Author: Ayush P Gupta @apgapg

Edited: --

OVERVIEW

Introduce the new proposed Git branching model for different FA project repositories.

GOALS

  1. Clean commit history
  2. Hassle free Pull Request(PR) merging, reviewing and reverting
  3. Proper changelogs and release history with release versions
  4. Proper manage the working of different tech teams and their work sync and merge thereafter.
  5. Make code more stable and prevent merge conflicts at PR review time and bugs in release
  6. Follow best practices as stated in this document

BACKGROUND & MOTIVATION

CURRENT SYSTEM

After rounds of discussions, following problems were found:

  1. Code commit history isn’t readable. One cannot go back and drill down about any feature, bug start/merge.
  2. It was difficult to cherry pick due to multiple line history
  3. Difficult to identify who did what work and when and how his/her work got merged.
  4. Innumerous merge conflicts ultimately leading to difficulty in reviewing PR thereby leading to unstable code after merge
  5. Lack of proper commit message leads to difficulty in purpose of commit/PR
  6. Improper branch naming causes lack of understanding to other team members
  7. With growing members in team the situation is becoming more worse leading to crashes and down of our publishes

NEW SYSTEM

Drilling down and after brainstorming we came with our new Git Branching model which solves most of the problems and provides more stable and reliable releases to our end users.

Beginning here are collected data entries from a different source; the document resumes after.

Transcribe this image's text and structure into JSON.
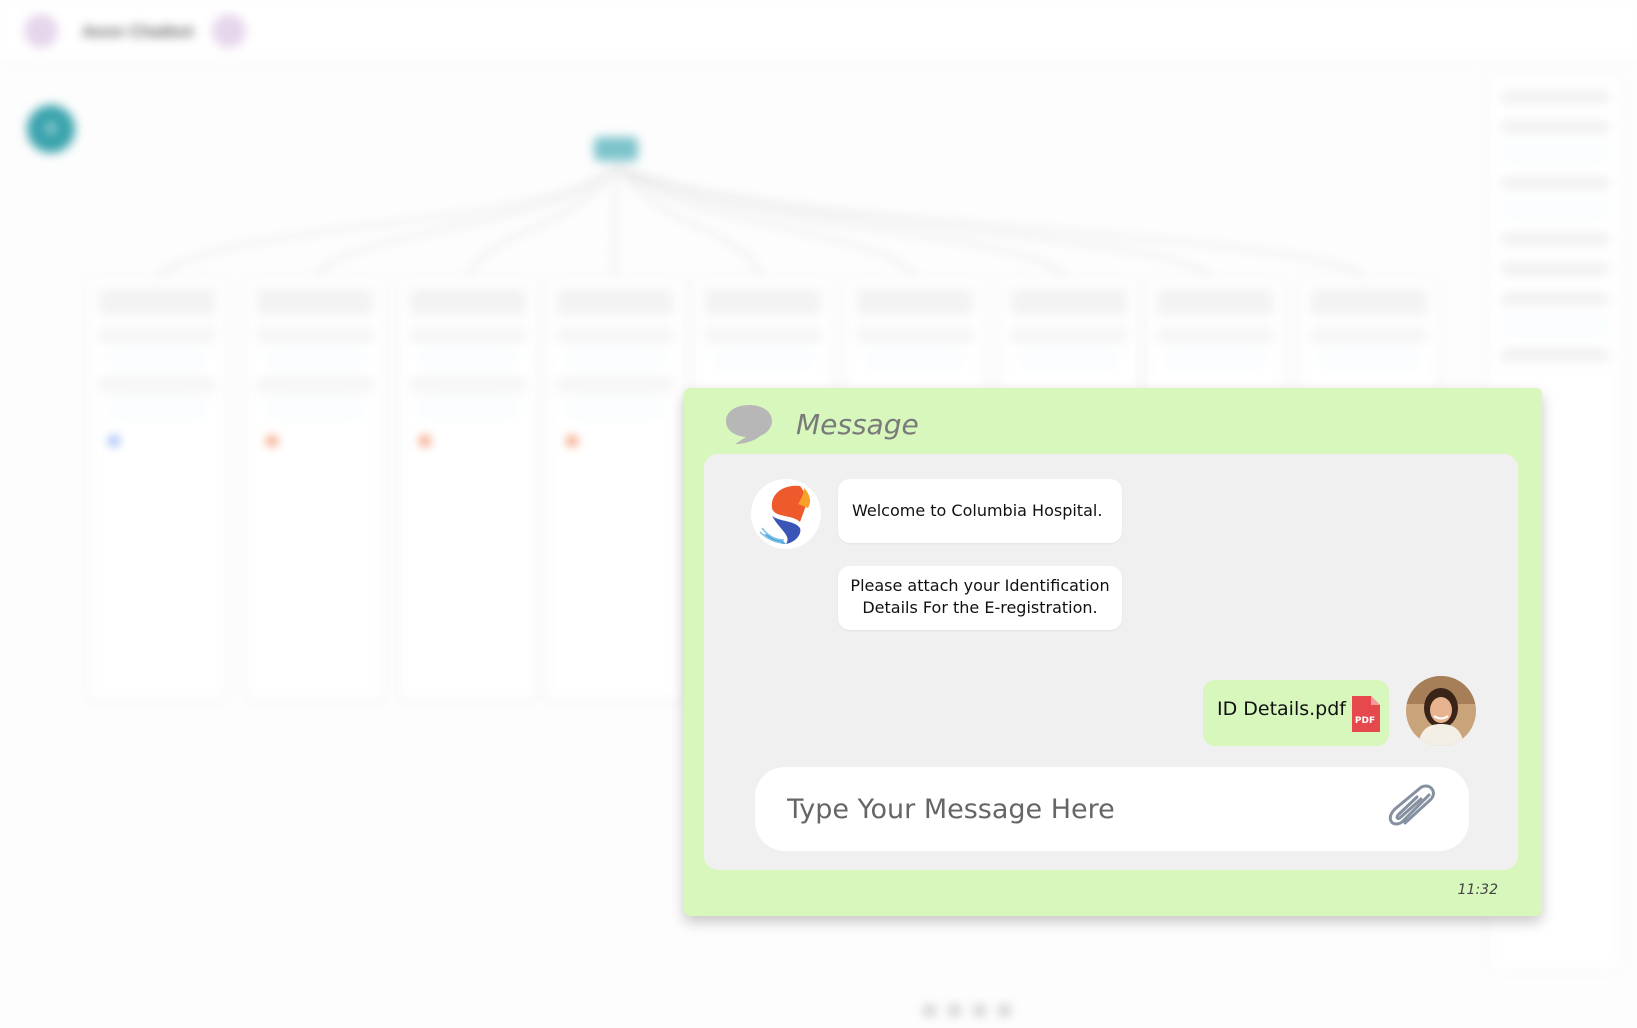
{
  "background": {
    "app_title": "Aeon Chatbot"
  },
  "chat": {
    "title": "Message",
    "bot_messages": [
      {
        "text": "Welcome to Columbia Hospital."
      },
      {
        "line1": "Please attach your Identification",
        "line2": "Details For the E-registration."
      }
    ],
    "user_attachment": {
      "file_name": "ID Details.pdf",
      "badge": "PDF"
    },
    "input": {
      "placeholder": "Type Your Message Here",
      "value": ""
    },
    "timestamp": "11:32",
    "colors": {
      "window": "#d7f7bd",
      "body": "#f0f0f0",
      "bubble": "#ffffff",
      "pdf": "#e5484d"
    },
    "icons": [
      "chat-bubble-icon",
      "hospital-logo",
      "pdf-file-icon",
      "paperclip-icon"
    ]
  }
}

  1. We see people using merge instead of rebase. Although one should wisely use both but sticking to only merge can cause non-linear commit history thereby reducing readability. Using rebase one can reduce the conflict scenario and can maintain linear history
  2. When we have linear history it's easy to identify the work done by individuals and better track different bugs/features origin.
  3. Linear history would enable us to cherry pick commits easily.
  4. With proper commit message/branch naming standards we can easily identify the purpose of commit and subsequent PR

OVERVIEW OF NEW SYSTEM

The new branching model is an enhanced version of Git-flow that tries to solve the previous diagnosed issues by defining different branches as below:

master

Widely known, master(main) branch is the most stable branch that directly reflects the work on production. Since this branch is a reflection of production hence no member is directly allowed to work on it. Here are some important points to remember:

  1. Master reflects the latest work on production/manage.
  2. No direct commits/working on this branch is allowed.
  3. No force push is allowed
  4. Can receive merge requests only from hotfix, release(beta) branch.
  5. The commit just after merge commit must be a release commit.
  6. This branch should not be merged into any other branch.

develop

The develop branch reflects the latest development work which is already tested by individuals. But being on the bleeding edge things can be broken. Here are some important points to remember:

  1. No direct commits/working on this branch is allowed. Even admins should take out a branch and raise PR instead of directly commiting on this branch.
  2. All the other development related branches must periodically rebase on this branch.

beta(release)

These branches represent the beta environment or release branch. The idea here is to prepare for the next release that upon testing and passing QA will be merged into master.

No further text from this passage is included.